SINGAPORE - To close Asia's widening infrastructure gap, nations must mobilise the resources of non-bank institutional investors, Ministry of Finance deputy secretary Yee Ping Yi said on Thursday.

"There's an estimated US$50 trillion worth of assets held by institutional investors such as pension funds, sovereign wealth funds and insurance companies. Only 0.8 per cent of these assets are currently allocated to infrastructure," he said in a speech at the G20-OECD Singapore High Level Roundtable on Institutional Investors and Long-Term Investment, held at the Equarius Hotel in Sentosa.

"With tighter banking liquidity for long tenor loans arising from new regulations, there is a need to do more to mobilise the resources of non-bank institutional investors," said Mr Yee.

By 2025, infrastructure needs in Asia are expected to reach US$5.36 trillion annually. Public resources will not be able to close this gap alone, Mr Yee said.

Singapore's Ministry of Finance is hosting some 200 delegates from the public and private sectors for a four-day series of G20-related investment and infrastructure meetings this week, under the aegis of the G20 Turkish Presidency and the Organisation for Economic Cooperation and Development.

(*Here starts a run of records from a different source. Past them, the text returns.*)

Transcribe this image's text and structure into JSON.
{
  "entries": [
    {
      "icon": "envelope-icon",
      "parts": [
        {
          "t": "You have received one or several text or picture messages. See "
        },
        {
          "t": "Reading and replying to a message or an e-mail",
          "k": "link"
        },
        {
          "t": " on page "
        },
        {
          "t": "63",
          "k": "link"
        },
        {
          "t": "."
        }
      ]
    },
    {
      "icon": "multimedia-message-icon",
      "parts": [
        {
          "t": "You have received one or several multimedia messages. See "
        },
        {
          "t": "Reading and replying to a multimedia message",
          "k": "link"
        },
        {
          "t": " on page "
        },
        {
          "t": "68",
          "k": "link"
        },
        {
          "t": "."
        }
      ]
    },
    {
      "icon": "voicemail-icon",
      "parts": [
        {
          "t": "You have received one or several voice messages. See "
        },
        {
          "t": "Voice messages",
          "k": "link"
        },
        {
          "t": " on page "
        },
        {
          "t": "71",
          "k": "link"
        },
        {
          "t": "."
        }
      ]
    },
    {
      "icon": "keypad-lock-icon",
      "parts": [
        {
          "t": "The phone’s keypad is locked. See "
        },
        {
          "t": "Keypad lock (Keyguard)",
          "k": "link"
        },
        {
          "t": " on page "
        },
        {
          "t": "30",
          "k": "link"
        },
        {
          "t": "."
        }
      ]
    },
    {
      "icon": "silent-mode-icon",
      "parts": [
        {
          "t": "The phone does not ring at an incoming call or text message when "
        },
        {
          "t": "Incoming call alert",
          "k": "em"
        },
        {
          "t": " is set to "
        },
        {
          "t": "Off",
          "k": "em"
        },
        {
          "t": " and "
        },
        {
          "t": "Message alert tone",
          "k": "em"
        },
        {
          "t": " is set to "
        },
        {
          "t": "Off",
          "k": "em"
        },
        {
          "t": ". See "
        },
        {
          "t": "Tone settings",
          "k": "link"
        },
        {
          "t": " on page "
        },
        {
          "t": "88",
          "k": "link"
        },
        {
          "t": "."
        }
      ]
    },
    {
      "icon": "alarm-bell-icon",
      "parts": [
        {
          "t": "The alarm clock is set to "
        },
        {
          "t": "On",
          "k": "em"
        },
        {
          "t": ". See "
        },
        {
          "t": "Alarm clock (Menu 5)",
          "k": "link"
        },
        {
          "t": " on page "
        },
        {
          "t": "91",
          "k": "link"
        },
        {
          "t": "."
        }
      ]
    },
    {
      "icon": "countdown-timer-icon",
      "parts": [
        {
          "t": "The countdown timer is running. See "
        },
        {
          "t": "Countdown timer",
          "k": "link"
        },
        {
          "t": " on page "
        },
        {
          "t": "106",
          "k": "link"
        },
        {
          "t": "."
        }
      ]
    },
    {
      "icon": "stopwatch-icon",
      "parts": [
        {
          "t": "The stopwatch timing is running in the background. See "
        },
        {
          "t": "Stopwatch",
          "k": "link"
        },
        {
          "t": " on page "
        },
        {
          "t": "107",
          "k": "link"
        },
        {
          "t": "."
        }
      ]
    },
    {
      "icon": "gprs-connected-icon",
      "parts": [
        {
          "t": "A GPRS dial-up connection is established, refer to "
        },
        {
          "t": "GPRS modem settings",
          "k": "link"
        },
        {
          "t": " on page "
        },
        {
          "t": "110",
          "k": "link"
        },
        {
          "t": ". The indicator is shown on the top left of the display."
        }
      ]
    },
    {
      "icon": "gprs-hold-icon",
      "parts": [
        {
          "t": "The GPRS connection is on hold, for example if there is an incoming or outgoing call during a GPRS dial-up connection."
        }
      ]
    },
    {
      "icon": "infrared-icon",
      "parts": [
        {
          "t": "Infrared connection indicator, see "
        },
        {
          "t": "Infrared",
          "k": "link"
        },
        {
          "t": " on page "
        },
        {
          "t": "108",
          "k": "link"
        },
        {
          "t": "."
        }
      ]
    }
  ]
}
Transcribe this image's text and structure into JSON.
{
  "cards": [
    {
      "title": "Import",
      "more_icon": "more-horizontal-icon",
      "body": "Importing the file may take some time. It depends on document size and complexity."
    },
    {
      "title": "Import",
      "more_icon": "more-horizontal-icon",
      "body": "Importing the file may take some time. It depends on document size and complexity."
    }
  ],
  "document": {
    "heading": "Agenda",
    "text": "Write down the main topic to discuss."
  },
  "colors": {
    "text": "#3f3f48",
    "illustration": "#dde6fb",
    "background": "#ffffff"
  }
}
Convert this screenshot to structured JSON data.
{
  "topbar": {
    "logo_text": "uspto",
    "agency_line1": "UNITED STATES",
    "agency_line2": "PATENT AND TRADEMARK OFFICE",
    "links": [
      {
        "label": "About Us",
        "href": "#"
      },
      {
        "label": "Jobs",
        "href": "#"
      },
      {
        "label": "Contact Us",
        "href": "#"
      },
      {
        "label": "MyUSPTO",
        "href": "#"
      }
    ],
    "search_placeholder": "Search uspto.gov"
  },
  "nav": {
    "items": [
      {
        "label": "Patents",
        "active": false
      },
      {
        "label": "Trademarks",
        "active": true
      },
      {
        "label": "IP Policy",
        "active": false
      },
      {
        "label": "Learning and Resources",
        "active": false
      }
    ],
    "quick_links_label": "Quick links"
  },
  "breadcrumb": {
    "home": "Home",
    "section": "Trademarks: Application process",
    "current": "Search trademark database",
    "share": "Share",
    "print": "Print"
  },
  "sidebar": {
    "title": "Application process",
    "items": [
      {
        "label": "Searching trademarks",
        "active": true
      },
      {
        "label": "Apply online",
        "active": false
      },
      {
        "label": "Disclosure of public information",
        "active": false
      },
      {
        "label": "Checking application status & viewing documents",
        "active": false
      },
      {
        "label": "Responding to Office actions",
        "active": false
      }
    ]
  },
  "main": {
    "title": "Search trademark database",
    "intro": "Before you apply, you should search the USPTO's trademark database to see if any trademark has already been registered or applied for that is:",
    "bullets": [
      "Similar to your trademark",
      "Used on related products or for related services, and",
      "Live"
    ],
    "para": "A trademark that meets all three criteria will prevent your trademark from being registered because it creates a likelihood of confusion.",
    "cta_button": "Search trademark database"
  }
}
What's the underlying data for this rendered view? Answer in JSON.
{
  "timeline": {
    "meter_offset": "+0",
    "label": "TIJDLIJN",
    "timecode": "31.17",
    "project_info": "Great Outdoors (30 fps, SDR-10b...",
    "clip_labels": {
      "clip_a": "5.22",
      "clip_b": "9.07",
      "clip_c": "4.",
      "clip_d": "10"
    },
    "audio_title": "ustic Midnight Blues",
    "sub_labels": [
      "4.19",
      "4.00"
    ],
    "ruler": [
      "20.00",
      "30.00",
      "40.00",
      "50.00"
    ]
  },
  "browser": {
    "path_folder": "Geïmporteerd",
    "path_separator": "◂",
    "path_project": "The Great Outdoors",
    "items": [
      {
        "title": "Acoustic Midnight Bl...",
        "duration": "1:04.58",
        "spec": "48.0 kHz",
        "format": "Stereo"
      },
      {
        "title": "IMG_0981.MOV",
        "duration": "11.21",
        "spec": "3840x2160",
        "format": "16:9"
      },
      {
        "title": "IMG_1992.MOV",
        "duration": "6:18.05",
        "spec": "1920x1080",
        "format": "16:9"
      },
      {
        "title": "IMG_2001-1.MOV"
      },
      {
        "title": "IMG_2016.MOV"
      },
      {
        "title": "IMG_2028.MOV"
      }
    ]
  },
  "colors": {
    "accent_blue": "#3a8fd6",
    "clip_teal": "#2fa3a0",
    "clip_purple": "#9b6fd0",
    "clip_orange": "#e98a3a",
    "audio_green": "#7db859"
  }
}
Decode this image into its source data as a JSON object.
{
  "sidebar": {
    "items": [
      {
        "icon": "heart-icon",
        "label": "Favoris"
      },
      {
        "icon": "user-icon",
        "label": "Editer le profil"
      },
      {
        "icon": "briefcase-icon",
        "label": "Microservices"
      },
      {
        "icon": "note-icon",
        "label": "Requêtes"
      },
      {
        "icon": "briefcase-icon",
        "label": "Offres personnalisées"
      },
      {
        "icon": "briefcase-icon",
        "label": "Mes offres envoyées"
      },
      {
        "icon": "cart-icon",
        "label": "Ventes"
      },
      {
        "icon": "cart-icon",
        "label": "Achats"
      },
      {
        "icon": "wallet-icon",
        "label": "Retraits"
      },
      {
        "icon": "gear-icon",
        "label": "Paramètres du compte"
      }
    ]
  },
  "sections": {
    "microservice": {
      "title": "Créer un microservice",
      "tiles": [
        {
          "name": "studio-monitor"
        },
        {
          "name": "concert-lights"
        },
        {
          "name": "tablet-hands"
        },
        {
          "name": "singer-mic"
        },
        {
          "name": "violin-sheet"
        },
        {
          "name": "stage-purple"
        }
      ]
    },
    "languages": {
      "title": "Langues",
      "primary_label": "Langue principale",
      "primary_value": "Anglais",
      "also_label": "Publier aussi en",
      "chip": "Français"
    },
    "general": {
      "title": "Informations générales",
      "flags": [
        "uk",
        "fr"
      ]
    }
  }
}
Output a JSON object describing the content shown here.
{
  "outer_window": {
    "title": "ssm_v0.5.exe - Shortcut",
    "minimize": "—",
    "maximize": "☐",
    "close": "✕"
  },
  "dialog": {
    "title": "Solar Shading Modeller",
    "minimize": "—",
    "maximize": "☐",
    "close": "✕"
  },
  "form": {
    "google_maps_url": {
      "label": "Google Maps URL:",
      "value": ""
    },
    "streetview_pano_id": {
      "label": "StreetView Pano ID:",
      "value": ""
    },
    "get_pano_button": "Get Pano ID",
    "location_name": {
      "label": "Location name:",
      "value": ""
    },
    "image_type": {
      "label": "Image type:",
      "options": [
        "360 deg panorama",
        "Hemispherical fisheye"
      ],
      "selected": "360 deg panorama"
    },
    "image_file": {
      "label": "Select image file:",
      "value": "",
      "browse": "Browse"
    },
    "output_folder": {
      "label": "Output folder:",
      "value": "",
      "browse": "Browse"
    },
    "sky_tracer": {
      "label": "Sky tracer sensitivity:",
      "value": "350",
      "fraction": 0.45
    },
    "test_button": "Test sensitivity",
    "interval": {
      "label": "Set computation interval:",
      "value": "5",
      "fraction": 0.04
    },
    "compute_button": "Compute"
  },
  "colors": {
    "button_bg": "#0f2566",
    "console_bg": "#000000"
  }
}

The four-day event concludes Thursday, and the outcomes of the meetings will guide the discussion by national leaders at the G20 Leaders' Summit in November.

Singapore is not a member of the Group of 20 countries, which comprises the world's 20 largest developed and developing economies that make up about two-thirds of the world's population. But this will be the fifth year that Singapore is invited to the G20 Summit.